Background parameters (these can be obtained by HtBackground)
HeteMultiDMHMM_estimate_betas_1.txt: Column-wise estimate for transition probabilities of segmented Markov chain (\beta) from A;
HeteMultiDMHMM_estimate_betas_2.txt: Column-wise estimate for transition probabilities of segmented Markov chain (\beta) from C;
HeteMultiDMHMM_estimate_betas_3.txt: Column-wise estimate for transition probabilities of segmented Markov chain (\beta) from G;
HeteMultiDMHMM_estimate_betas_4.txt: Column-wise estimate for transition probabilities of segmented Markov chain (\beta) from T;
HeteMultiDMHMM_estimate_thetas.txt: Column-wise estimate for cell probabilities of multinomial distribution for mutated bases (\theta), in the order of A, C, G, and T;
HeteMultiDMHMM_estimate_deletion_rates.txt: Column-wise estimate for deletion rates;
HeteMultiDMHMM_estimate_mutation_rates.txt: Column-wise estimate for mutation rates.
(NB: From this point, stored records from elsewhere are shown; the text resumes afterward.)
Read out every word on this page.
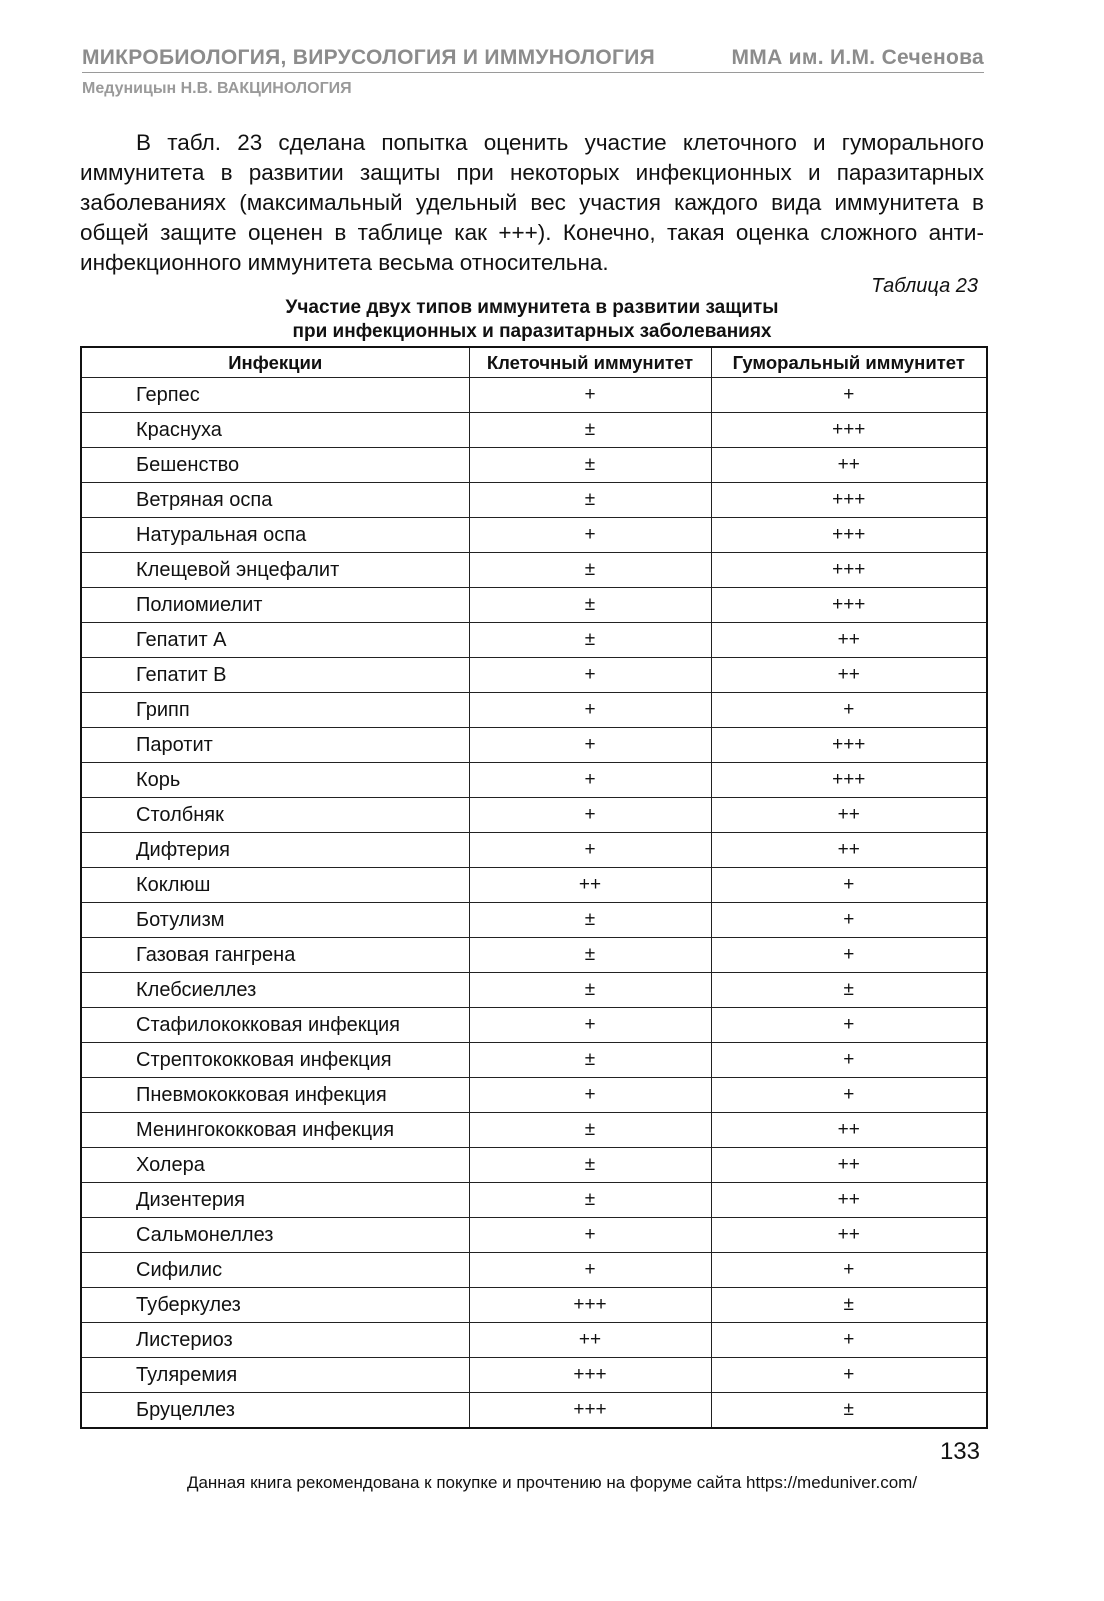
МИКРОБИОЛОГИЯ, ВИРУСОЛОГИЯ И ИММУНОЛОГИЯ	ММА им. И.М. Сеченова
Медуницын Н.В. ВАКЦИНОЛОГИЯ

В табл. 23 сделана попытка оценить участие клеточного и гуморального иммунитета в развитии защиты при некоторых инфекционных и паразитарных заболеваниях (максимальный удельный вес участия каждого вида иммунитета в общей защите оценен в таблице как +++). Конечно, такая оценка сложного антиинфекционного иммунитета весьма относительна.

Таблица 23
Участие двух типов иммунитета в развитии защиты
при инфекционных и паразитарных заболеваниях
Инфекции	Клеточный иммунитет	Гуморальный иммунитет
Герпес	+	+
Краснуха	±	+++
Бешенство	±	++
Ветряная оспа	±	+++
Натуральная оспа	+	+++
Клещевой энцефалит	±	+++
Полиомиелит	±	+++
Гепатит А	±	++
Гепатит В	+	++
Грипп	+	+
Паротит	+	+++
Корь	+	+++
Столбняк	+	++
Дифтерия	+	++
Коклюш	++	+
Ботулизм	±	+
Газовая гангрена	±	+
Клебсиеллез	±	±
Стафилококковая инфекция	+	+
Стрептококковая инфекция	±	+
Пневмококковая инфекция	+	+
Менингококковая инфекция	±	++
Холера	±	++
Дизентерия	±	++
Сальмонеллез	+	++
Сифилис	+	+
Туберкулез	+++	±
Листериоз	++	+
Туляремия	+++	+
Бруцеллез	+++	±
133
Данная книга рекомендована к покупке и прочтению на форуме сайта https://meduniver.com/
Motif parameters (these can be treated as input parameters)
MYF_DM_estimate_thetas.txt: Position-specific estimate for cell probabilities of multinomial distribution for root nodes (\theta^m), in the order of A, C, G, and T;
MYF_DM_estimate_deletion_rates.txt: Position-specific estimate for deletion rates--the sample used a pooled estimate from all the positions;
MYF_DM_estimate_mutation_rates.txt: Position-specific estimate for mutation rates--the sample used a pooled estimate from all the positions.

Output

Generic output
auxiliary_ouput.txt: It shows input of tree information and motif parameters for validation check;
open_file_errors.txt: It shows file openning errors;

Scoring output
MYF_HeteMultiDMHMMDM_positive_strand_scan.txt: It gives the candidate position (start position and end position), motif likelihood, background likelihood, likelihood ratio of a motif model over a background model. The last three are in log scale. This file contains all results of positive strand scanning.
MYF_HeteMultiDMHMMDM_negative_strand_scan.txt: This file contain all results of negative strand scanning.